The Duality of Changing
Times Change, and We Change

The following picture is of me. I once was young but not anymore. There are some benefits to growing old. I have learned about how to live life. One of the insights I have acquired during my aging process is based on this Latin adage, Tempora mutantur, nos et mutamur in illis. Over the centuries, that adage has had various themes and variations.

Tempora Mutantur

The Latin translation is “Times are changed; we, too, are changed within them.” Case in point. Two years ago, during winter break, my family and I toured parts of Myanmar. To say that it was the trip of my life doesn’t come close to how I felt. If you added up all the time I have been overseas, it would total more than two years of traveling, teaching, and attending grad school. However, my last visit with my family was the single best journey of my lifetime.

Even before I returned to the States, we were planning our second family tour. We would travel to Yangon, then to the Golden Rock, old Moulmein Pagoda, Myeik, and the rest of the Mergui Archipelago. Two years after our second tour, I would return for Ti Ti’s graduation from college. Do you get the picture?

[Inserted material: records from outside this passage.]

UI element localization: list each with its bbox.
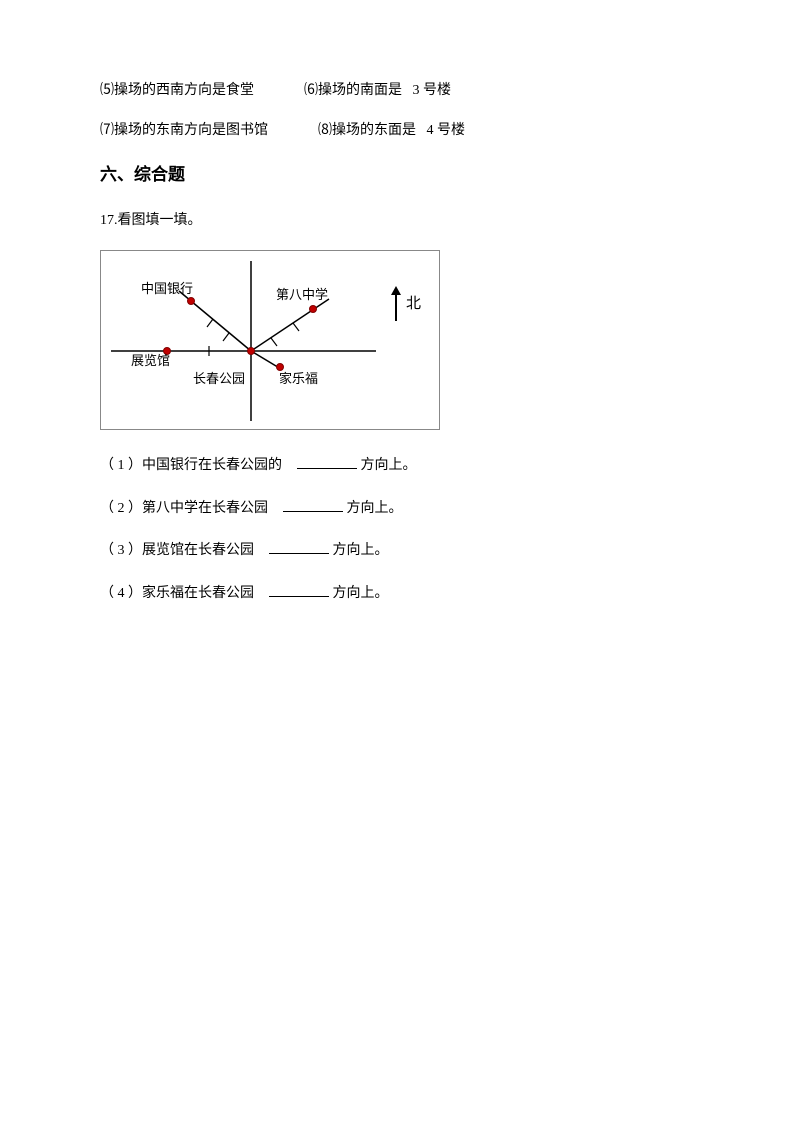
blank-2[interactable]: [283, 498, 343, 512]
answer-item-7: ⑺操场的东南方向是图书馆: [100, 120, 268, 142]
section-title: 六、综合题: [100, 161, 700, 188]
answer-row-1: ⑸操场的西南方向是食堂 ⑹操场的南面是 3 号楼: [100, 80, 700, 102]
label-park: 长春公园: [193, 369, 245, 390]
blank-4[interactable]: [269, 583, 329, 597]
label-bank: 中国银行: [141, 279, 193, 300]
answer-item-6: ⑹操场的南面是 3 号楼: [304, 80, 451, 102]
sub-question-1: （ 1 ）中国银行在长春公园的 方向上。: [100, 455, 700, 477]
sub-question-2: （ 2 ）第八中学在长春公园 方向上。: [100, 498, 700, 520]
answer-item-8: ⑻操场的东面是 4 号楼: [318, 120, 465, 142]
answer-item-5: ⑸操场的西南方向是食堂: [100, 80, 254, 102]
arrow-up-icon: [390, 286, 402, 321]
blank-3[interactable]: [269, 540, 329, 554]
answer-row-2: ⑺操场的东南方向是图书馆 ⑻操场的东面是 4 号楼: [100, 120, 700, 142]
label-school: 第八中学: [276, 285, 328, 306]
north-indicator: 北: [390, 286, 421, 321]
blank-1[interactable]: [297, 455, 357, 469]
north-label: 北: [406, 292, 421, 316]
sub-question-4: （ 4 ）家乐福在长春公园 方向上。: [100, 583, 700, 605]
question-17-title: 17.看图填一填。: [100, 210, 700, 232]
map-svg: [101, 251, 441, 431]
map-diagram: 中国银行 第八中学 展览馆 长春公园 家乐福 北: [100, 250, 440, 430]
label-carrefour: 家乐福: [279, 369, 318, 390]
label-exhibition: 展览馆: [131, 351, 170, 372]
sub-question-3: （ 3 ）展览馆在长春公园 方向上。: [100, 540, 700, 562]
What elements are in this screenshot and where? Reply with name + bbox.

Our first family tour would be surpassed by our second family tour, and Ti Ti’s graduation would be better than the previous two trips together. That was the future of our family rendezvouses over the new handful of years.

However, less than a month after I returned to the States, the coronavirus toured the world. A year later, the military staged a coup on February 1, 2021. In a recent email from Moh Moh, she mentioned this would be the beginning of the tourist season but not this year. Moh Moh and Ko Ko are both tour guides, but the coronavirus and the coup have changed life in Myanmar

Two years ago, as I left my family, we had wondrous dreams and plans, but they were dashed. Enter the Latin adage, “Times are changed; we, too, are changed within them.” Either we can sit and pout, or we can adapt to the changes.

Interestingly, Randy Pausch said a similar statement in his Last Lecture. “We cannot change the cards we are dealt, just how we play the hand.” We aren’t in control of the universe. Things happen, which are way beyond our ability to control. What can make us strong and resilient is how we play the cards that are dealt to us.